Clifton entered Howard University at the early age of sixteen. In 1955 she transferred to Fredonia State Teachers College, where she worked as an actor and began to develop the powerful, unadorned style of poetry that became her trademark.

Clifton’s first volume of work, Good Times, celebrates African American culture and explores themes of resistance, adversity and triumph. Good Times was cited by The New York Times as one of the best books of 1969 and introduced Clifton as a key voice in the Black Arts Movement.

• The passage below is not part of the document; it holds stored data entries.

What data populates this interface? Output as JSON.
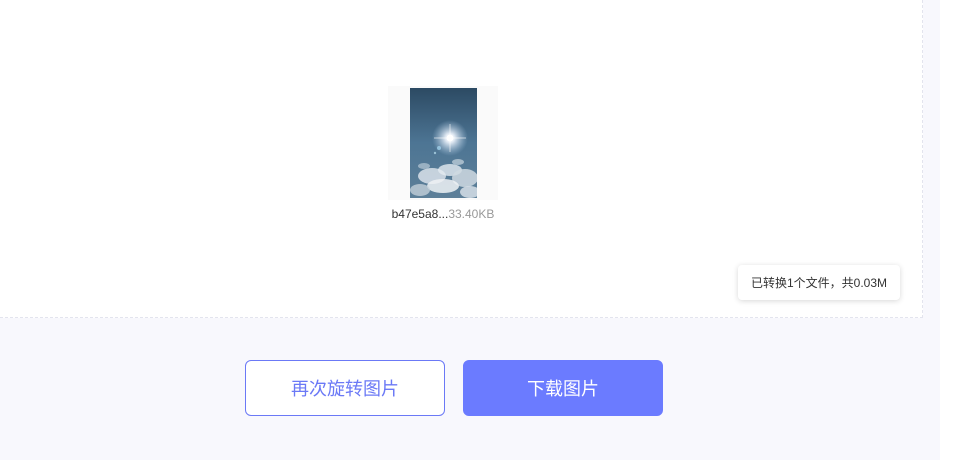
{
  "file": {
    "name": "b47e5a8...",
    "size": "33.40KB"
  },
  "summary": {
    "text": "已转换1个文件，共0.03M"
  },
  "actions": {
    "rotate_again_label": "再次旋转图片",
    "download_label": "下载图片"
  },
  "colors": {
    "accent": "#6b7bff",
    "page_background": "#f8f8fd"
  }
}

In 1970, she ventured into children’s literature with the publishing of The Black BC’s and Some of the Days of Everett Anderson, the first of eight books featuring a six-year old boy and his mother. Clifton displays her signature simplicity and honesty as the protagonist, Everett Anderson, confronts such subjects as: his heritage in All Of Us Come Across The Water (1973); the remarriage of his mother in Everett Anderson’s 1-2-3 (1977); his friendship with a mentally-challenged neighbor in My Friend Jacob (1980); and the death of his father in Everett Anderson’s Goodbye (1983).

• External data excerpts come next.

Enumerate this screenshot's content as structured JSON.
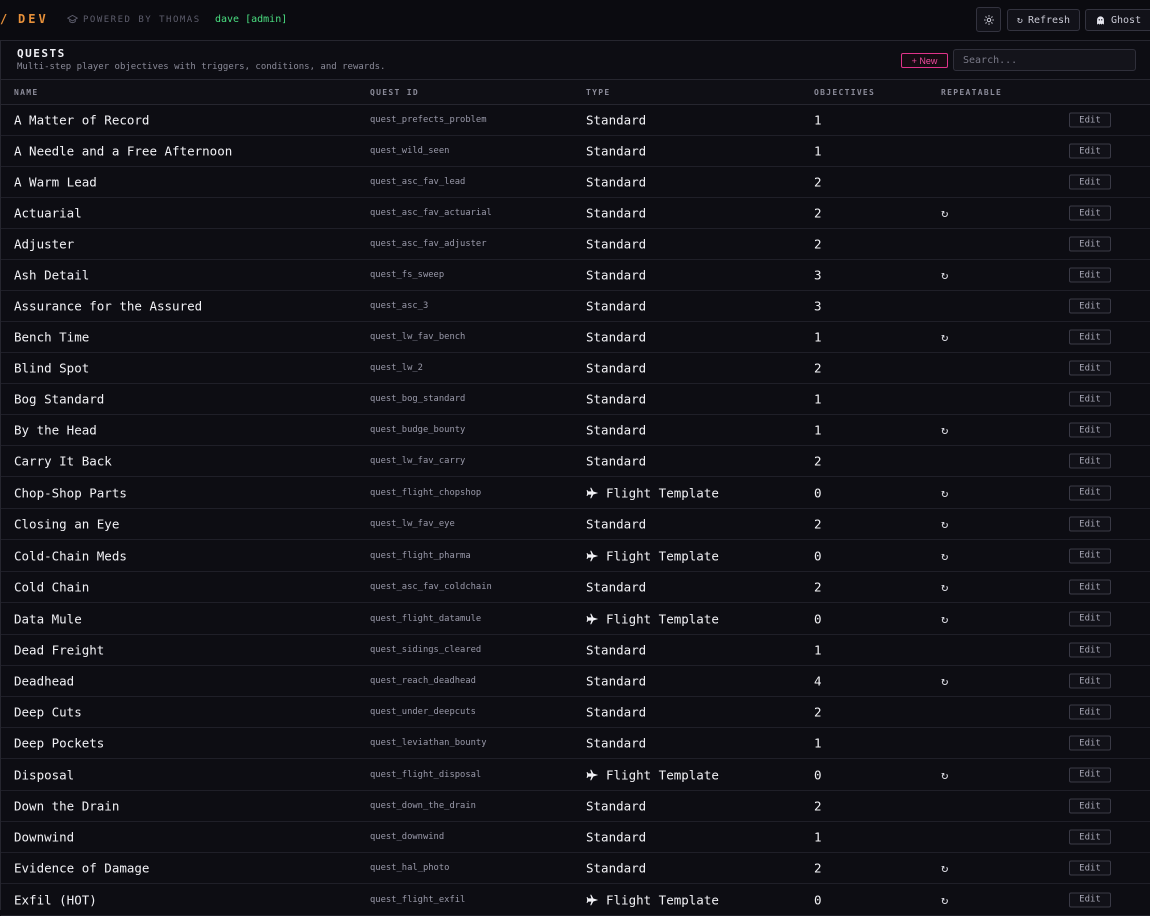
{
  "topbar": {
    "brand_mark": "/",
    "brand": "DEV",
    "powered": "POWERED BY THOMAS",
    "user": "dave [admin]",
    "refresh_label": "Refresh",
    "ghost_label": "Ghost"
  },
  "panel": {
    "title": "QUESTS",
    "subtitle": "Multi-step player objectives with triggers, conditions, and rewards.",
    "new_label": "+ New",
    "search_placeholder": "Search..."
  },
  "columns": {
    "name": "NAME",
    "quest_id": "QUEST ID",
    "type": "TYPE",
    "objectives": "OBJECTIVES",
    "repeatable": "REPEATABLE"
  },
  "edit_label": "Edit",
  "repeat_glyph": "↻",
  "quests": [
    {
      "name": "A Matter of Record",
      "id": "quest_prefects_problem",
      "type": "Standard",
      "flight": false,
      "objectives": "1",
      "repeatable": false
    },
    {
      "name": "A Needle and a Free Afternoon",
      "id": "quest_wild_seen",
      "type": "Standard",
      "flight": false,
      "objectives": "1",
      "repeatable": false
    },
    {
      "name": "A Warm Lead",
      "id": "quest_asc_fav_lead",
      "type": "Standard",
      "flight": false,
      "objectives": "2",
      "repeatable": false
    },
    {
      "name": "Actuarial",
      "id": "quest_asc_fav_actuarial",
      "type": "Standard",
      "flight": false,
      "objectives": "2",
      "repeatable": true
    },
    {
      "name": "Adjuster",
      "id": "quest_asc_fav_adjuster",
      "type": "Standard",
      "flight": false,
      "objectives": "2",
      "repeatable": false
    },
    {
      "name": "Ash Detail",
      "id": "quest_fs_sweep",
      "type": "Standard",
      "flight": false,
      "objectives": "3",
      "repeatable": true
    },
    {
      "name": "Assurance for the Assured",
      "id": "quest_asc_3",
      "type": "Standard",
      "flight": false,
      "objectives": "3",
      "repeatable": false
    },
    {
      "name": "Bench Time",
      "id": "quest_lw_fav_bench",
      "type": "Standard",
      "flight": false,
      "objectives": "1",
      "repeatable": true
    },
    {
      "name": "Blind Spot",
      "id": "quest_lw_2",
      "type": "Standard",
      "flight": false,
      "objectives": "2",
      "repeatable": false
    },
    {
      "name": "Bog Standard",
      "id": "quest_bog_standard",
      "type": "Standard",
      "flight": false,
      "objectives": "1",
      "repeatable": false
    },
    {
      "name": "By the Head",
      "id": "quest_budge_bounty",
      "type": "Standard",
      "flight": false,
      "objectives": "1",
      "repeatable": true
    },
    {
      "name": "Carry It Back",
      "id": "quest_lw_fav_carry",
      "type": "Standard",
      "flight": false,
      "objectives": "2",
      "repeatable": false
    },
    {
      "name": "Chop-Shop Parts",
      "id": "quest_flight_chopshop",
      "type": "Flight Template",
      "flight": true,
      "objectives": "0",
      "repeatable": true
    },
    {
      "name": "Closing an Eye",
      "id": "quest_lw_fav_eye",
      "type": "Standard",
      "flight": false,
      "objectives": "2",
      "repeatable": true
    },
    {
      "name": "Cold-Chain Meds",
      "id": "quest_flight_pharma",
      "type": "Flight Template",
      "flight": true,
      "objectives": "0",
      "repeatable": true
    },
    {
      "name": "Cold Chain",
      "id": "quest_asc_fav_coldchain",
      "type": "Standard",
      "flight": false,
      "objectives": "2",
      "repeatable": true
    },
    {
      "name": "Data Mule",
      "id": "quest_flight_datamule",
      "type": "Flight Template",
      "flight": true,
      "objectives": "0",
      "repeatable": true
    },
    {
      "name": "Dead Freight",
      "id": "quest_sidings_cleared",
      "type": "Standard",
      "flight": false,
      "objectives": "1",
      "repeatable": false
    },
    {
      "name": "Deadhead",
      "id": "quest_reach_deadhead",
      "type": "Standard",
      "flight": false,
      "objectives": "4",
      "repeatable": true
    },
    {
      "name": "Deep Cuts",
      "id": "quest_under_deepcuts",
      "type": "Standard",
      "flight": false,
      "objectives": "2",
      "repeatable": false
    },
    {
      "name": "Deep Pockets",
      "id": "quest_leviathan_bounty",
      "type": "Standard",
      "flight": false,
      "objectives": "1",
      "repeatable": false
    },
    {
      "name": "Disposal",
      "id": "quest_flight_disposal",
      "type": "Flight Template",
      "flight": true,
      "objectives": "0",
      "repeatable": true
    },
    {
      "name": "Down the Drain",
      "id": "quest_down_the_drain",
      "type": "Standard",
      "flight": false,
      "objectives": "2",
      "repeatable": false
    },
    {
      "name": "Downwind",
      "id": "quest_downwind",
      "type": "Standard",
      "flight": false,
      "objectives": "1",
      "repeatable": false
    },
    {
      "name": "Evidence of Damage",
      "id": "quest_hal_photo",
      "type": "Standard",
      "flight": false,
      "objectives": "2",
      "repeatable": true
    },
    {
      "name": "Exfil (HOT)",
      "id": "quest_flight_exfil",
      "type": "Flight Template",
      "flight": true,
      "objectives": "0",
      "repeatable": true
    }
  ]
}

Clifton’s writing is steeped in the rich oral tradition of the griot—the African storyteller. Through verse Clifton has scrutinized the American dream through the eyes of its most powerless and neglected citizens: women, minorities and children. In Generations: A Memoir (1976), Clifton traces her roots through the eyes of Caroline Sale Donald, her ancestor stolen from the shores of West Africa and brought to New Orleans, Louisiana as a slave. Poems from Generations, Good Times, Good News about the Earth (1972), An Ordinary Woman (1974), and Two Headed Woman (1980) were reissued in the book Good Woman: Poems and a Memoir 1969-1980 (1987), which was nominated for a Pulitzer Prize.

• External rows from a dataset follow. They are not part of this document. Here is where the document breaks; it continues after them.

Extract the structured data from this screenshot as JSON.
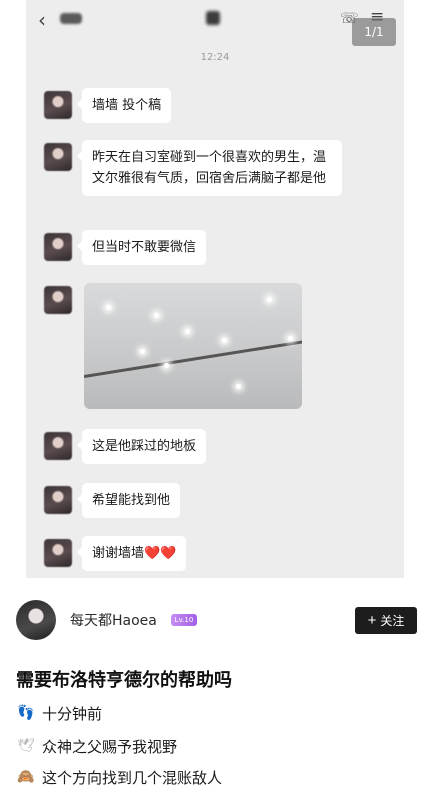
{
  "screenshot": {
    "time": "12:24",
    "page_indicator": "1/1",
    "messages": [
      {
        "text": "墙墙 投个稿"
      },
      {
        "text": "昨天在自习室碰到一个很喜欢的男生，温文尔雅很有气质，回宿舍后满脑子都是他"
      },
      {
        "text": "但当时不敢要微信"
      },
      {
        "text": "这是他踩过的地板"
      },
      {
        "text": "希望能找到他"
      },
      {
        "text": "谢谢墙墙❤️❤️"
      }
    ]
  },
  "post": {
    "author_name": "每天都Haoea",
    "level_badge": "Lv.10",
    "follow_label": "关注",
    "title": "需要布洛特亨德尔的帮助吗",
    "lines": [
      {
        "icon": "footprints-icon",
        "text": "十分钟前"
      },
      {
        "icon": "dove-icon",
        "text": "众神之父赐予我视野"
      },
      {
        "icon": "monkey-icon",
        "text": "这个方向找到几个混账敌人"
      }
    ]
  },
  "colors": {
    "chat_background": "#ededed",
    "bubble": "#ffffff",
    "follow_button": "#1d1d1d",
    "level_badge": "#b377ec"
  }
}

Blessing the Boats: New and Selected Poems 1988-2000 showcases selected poems from Next (1988); Quilting (1991); The Book of Light (1993); and The Terrible Stories (1996). In Blessing the Boats, Clifton examines the subjects of loss and tragedy, both public and private. She touches on the shifting landscape of her childhood, womanhood, and dreams. Many of the poems address violence and brutality with startling frankness, yet still display a cautious hope for redemption. Despite recurring motifs of disillusionment and disappointment, a foundation of optimism and spirituality pervades the spare, simple prose. Blessing the Boatswon the 2000 National Book Award for Poetry and was cited by judges as “a work of witness and testament, outcry and affirmation, lament and prayer.”

Lucille Clifton currently resides in Maryland, where she is a Distinguished Professor of Humanities at St. Mary’s College.